Sophie comenzó a ponerse nerviosa.

—Eso no demuestra una relación.

—Tienes razón.

Respondí con tranquilidad.

—Por eso traje algo más.

Saqué una memoria USB.

La conecté al televisor del comedor.

En la pantalla apareció el registro de la empresa.

Cientos de correos electrónicos.

Muchos relacionados con el trabajo.

Hasta que comenzaron los mensajes personales.

“Te queda mejor mi camisa que cualquier uniforme de oficina.”

“Esta noche duerme en Londres. Tenemos toda la casa para nosotros.”

“No olvides devolver el collar antes de que vuelva.”
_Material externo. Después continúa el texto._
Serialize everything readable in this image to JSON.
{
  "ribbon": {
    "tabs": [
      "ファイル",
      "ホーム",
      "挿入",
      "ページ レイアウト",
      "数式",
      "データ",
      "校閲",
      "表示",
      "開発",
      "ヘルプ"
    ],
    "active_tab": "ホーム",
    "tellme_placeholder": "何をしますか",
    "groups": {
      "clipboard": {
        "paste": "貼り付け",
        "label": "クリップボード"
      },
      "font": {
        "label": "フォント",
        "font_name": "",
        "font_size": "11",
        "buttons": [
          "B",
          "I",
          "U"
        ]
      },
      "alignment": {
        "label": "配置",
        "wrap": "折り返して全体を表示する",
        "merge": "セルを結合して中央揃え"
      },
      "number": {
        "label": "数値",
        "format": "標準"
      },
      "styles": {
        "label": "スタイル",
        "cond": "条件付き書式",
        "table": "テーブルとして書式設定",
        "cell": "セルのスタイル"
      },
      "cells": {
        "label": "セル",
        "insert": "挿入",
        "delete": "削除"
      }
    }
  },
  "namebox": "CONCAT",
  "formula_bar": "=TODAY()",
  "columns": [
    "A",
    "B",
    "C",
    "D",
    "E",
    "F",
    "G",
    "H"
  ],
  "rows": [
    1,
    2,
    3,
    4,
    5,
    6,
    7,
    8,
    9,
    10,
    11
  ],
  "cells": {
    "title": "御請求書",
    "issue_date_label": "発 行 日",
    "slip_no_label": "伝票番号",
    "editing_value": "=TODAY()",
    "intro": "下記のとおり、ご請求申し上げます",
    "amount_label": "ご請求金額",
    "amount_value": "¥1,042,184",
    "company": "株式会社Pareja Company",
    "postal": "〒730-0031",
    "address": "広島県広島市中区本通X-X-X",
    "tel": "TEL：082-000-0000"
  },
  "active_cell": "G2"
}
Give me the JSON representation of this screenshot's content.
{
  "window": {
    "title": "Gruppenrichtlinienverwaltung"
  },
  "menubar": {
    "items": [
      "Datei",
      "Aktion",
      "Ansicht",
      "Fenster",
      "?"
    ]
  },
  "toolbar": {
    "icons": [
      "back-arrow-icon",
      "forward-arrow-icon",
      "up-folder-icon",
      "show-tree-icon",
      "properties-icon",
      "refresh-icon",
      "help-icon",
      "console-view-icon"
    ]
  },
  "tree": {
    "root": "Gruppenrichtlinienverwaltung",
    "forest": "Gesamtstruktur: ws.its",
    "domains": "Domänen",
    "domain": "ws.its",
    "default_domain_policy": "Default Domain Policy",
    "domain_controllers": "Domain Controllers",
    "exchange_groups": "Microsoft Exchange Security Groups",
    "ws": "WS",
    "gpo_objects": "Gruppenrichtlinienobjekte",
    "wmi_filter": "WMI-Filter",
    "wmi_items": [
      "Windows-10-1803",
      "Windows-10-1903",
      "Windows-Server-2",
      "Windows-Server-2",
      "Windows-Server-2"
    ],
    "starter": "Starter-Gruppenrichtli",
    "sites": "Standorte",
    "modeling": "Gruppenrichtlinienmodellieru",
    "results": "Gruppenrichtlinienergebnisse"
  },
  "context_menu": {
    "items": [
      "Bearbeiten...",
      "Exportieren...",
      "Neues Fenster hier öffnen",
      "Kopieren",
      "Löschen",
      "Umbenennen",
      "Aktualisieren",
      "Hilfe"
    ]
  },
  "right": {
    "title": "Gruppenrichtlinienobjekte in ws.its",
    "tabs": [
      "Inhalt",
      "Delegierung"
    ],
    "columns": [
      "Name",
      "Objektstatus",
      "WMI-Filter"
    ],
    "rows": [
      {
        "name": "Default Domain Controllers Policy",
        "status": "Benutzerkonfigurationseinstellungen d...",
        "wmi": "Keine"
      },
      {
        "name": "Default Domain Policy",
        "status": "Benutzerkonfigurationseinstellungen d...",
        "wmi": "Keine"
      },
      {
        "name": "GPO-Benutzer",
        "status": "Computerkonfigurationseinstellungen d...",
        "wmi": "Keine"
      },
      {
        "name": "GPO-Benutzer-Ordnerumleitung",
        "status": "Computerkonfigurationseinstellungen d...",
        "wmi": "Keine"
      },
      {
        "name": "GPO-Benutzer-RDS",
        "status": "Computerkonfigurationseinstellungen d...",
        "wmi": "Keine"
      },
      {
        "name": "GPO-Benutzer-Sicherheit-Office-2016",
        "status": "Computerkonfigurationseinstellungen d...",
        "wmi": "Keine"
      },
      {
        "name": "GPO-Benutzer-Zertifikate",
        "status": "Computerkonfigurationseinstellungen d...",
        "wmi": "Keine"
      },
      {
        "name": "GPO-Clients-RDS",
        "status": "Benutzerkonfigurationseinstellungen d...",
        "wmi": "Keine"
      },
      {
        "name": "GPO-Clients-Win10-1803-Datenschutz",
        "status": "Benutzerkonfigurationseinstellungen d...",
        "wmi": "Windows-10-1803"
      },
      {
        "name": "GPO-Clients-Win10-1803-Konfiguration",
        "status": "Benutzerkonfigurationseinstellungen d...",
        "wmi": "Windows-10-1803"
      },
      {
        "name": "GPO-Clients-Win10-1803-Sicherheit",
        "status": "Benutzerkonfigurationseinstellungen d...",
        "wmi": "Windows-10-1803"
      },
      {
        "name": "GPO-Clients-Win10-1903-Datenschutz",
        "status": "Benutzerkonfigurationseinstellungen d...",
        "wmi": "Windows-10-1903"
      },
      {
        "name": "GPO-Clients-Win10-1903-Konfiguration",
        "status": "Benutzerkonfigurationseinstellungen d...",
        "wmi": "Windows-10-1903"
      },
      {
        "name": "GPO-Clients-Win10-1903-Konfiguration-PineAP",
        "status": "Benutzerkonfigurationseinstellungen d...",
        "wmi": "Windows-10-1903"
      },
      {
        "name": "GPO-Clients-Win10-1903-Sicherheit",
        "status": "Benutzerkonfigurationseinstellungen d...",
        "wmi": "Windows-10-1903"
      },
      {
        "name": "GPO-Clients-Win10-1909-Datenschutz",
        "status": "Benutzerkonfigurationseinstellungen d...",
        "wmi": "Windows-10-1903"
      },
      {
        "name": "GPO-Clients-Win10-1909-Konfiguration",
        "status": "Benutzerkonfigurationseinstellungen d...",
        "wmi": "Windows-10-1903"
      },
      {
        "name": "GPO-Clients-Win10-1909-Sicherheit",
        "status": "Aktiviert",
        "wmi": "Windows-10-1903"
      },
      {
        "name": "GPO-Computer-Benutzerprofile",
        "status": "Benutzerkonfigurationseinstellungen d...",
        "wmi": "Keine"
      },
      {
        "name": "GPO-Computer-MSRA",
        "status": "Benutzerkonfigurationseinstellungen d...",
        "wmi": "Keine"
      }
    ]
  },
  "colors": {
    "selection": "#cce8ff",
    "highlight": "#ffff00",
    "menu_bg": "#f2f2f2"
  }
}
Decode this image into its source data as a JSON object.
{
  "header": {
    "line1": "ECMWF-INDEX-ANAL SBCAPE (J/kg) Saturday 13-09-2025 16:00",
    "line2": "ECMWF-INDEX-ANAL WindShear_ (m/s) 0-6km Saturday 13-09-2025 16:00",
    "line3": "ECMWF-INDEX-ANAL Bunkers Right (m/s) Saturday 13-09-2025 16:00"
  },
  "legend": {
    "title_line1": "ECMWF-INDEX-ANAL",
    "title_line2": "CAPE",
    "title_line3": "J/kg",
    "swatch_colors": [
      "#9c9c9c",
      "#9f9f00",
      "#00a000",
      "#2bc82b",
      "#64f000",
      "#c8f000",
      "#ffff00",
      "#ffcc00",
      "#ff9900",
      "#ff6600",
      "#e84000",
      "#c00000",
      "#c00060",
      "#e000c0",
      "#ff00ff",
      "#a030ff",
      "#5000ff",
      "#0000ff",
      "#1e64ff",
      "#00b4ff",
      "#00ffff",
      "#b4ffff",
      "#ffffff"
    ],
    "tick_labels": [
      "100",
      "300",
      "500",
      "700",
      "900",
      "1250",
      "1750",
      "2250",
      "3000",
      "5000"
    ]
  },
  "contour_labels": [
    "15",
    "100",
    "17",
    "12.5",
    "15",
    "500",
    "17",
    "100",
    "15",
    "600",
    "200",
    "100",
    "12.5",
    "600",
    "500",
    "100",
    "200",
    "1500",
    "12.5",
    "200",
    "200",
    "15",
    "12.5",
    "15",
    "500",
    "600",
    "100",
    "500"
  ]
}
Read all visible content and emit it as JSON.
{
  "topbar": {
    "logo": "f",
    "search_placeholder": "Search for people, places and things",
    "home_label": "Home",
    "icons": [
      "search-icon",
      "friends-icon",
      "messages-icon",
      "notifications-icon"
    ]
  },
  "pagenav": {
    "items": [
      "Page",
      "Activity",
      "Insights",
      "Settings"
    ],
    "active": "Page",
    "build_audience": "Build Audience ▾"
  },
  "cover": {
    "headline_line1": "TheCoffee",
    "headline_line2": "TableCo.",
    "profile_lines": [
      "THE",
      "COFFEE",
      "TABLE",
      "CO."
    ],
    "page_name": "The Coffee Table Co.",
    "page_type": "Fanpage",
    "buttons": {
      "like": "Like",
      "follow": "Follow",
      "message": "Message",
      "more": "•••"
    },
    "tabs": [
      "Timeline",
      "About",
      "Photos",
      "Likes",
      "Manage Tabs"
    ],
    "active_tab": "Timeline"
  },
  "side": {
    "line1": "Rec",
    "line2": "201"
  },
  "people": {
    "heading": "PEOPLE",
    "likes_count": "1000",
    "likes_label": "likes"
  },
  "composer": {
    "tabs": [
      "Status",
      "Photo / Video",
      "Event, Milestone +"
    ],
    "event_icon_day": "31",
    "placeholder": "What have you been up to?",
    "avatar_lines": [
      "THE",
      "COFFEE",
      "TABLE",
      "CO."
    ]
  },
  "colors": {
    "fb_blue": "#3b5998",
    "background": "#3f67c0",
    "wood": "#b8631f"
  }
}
El rostro de Adrian perdió todo el color.

Intentó levantarse.

Eleanor golpeó la mesa con el bastón.

—Siéntate.

Era la primera vez en toda la noche que elevaba la voz.

Nadie volvió a moverse.

La anciana observó lentamente a Sophie.

—¿Sabías que ese collar pertenecía a mi nieta política?

Sophie comenzó a llorar.

—Yo…

El señor Hayes dijo que ella ya no lo quería.

Eleanor giró hacia Adrian.

—¿También mentiste sobre eso?

Él bajó la cabeza.

No respondió.

La anciana respiró profundamente.

Después se quitó lentamente el anillo familiar que siempre llevaba.

Lo colocó delante de mí.

—Evelyn.

Tú eres la única que ha tratado esta casa como una familia.

No él.

Sentí un nudo en la garganta.

—Abuela…

Ella levantó la mano.

—Déjame terminar.

Miró a todos los presentes.

—Desde hace seis meses transferí todas mis acciones con derecho a voto a un fideicomiso.

Adrian abrió los ojos sorprendido.

—¿Qué?

—Pensaba anunciarlo en mi cumpleaños.

Pero has adelantado las cosas.

Sacó un documento del cajón del aparador.

—El administrador del fideicomiso decidirá quién dirigirá Hayes Group cuando yo falte.

Adrian sonrió con alivio.

—Entonces todavía…

La anciana lo interrumpió.

—El único nombre designado como sucesora es Evelyn.

El silencio fue absoluto.

Sophie dejó caer el vaso que sostenía.

El cristal estalló sobre el suelo.

Adrian permanecía inmóvil.

—Eso…

Eso no puede ser cierto.

Eleanor deslizó el documento hacia él.

—Puedes leerlo.

Está firmado hace medio año.

Mucho antes de que Evelyn descubriera tu aventura.

Levantó nuevamente la vista.

—Porque yo ya conocía tu comportamiento.

Y quería asegurarme de que la única persona honesta de esta familia no se marchara con las manos vacías.

Adrian levantó la mirada desesperadamente hacia mí.

—Evelyn…

Podemos arreglar esto.

Negué lentamente.

—Ya está arreglado.

Empujé el acuerdo de divorcio unos centímetros más cerca de él.

—Solo falta tu firma.

En ese momento sonó el teléfono de Eleanor.

Contestó.

Escuchó durante unos segundos.

Su expresión cambió por completo.

Colgó lentamente.

Después miró directamente a Adrian.

—Parece que acabamos de descubrir otro problema.

Frunció el ceño.

—¿Qué ocurrió?

La anciana dejó el teléfono sobre la mesa.

—La auditoría interna encontró transferencias millonarias autorizadas desde tu oficina.

Hizo una breve pausa.

Y pronunció la frase que terminó de destruir toda la seguridad de Adrian.

La investigación comenzó porque Evelyn las denunció hace dos meses… mucho antes de pedirte el divorcio.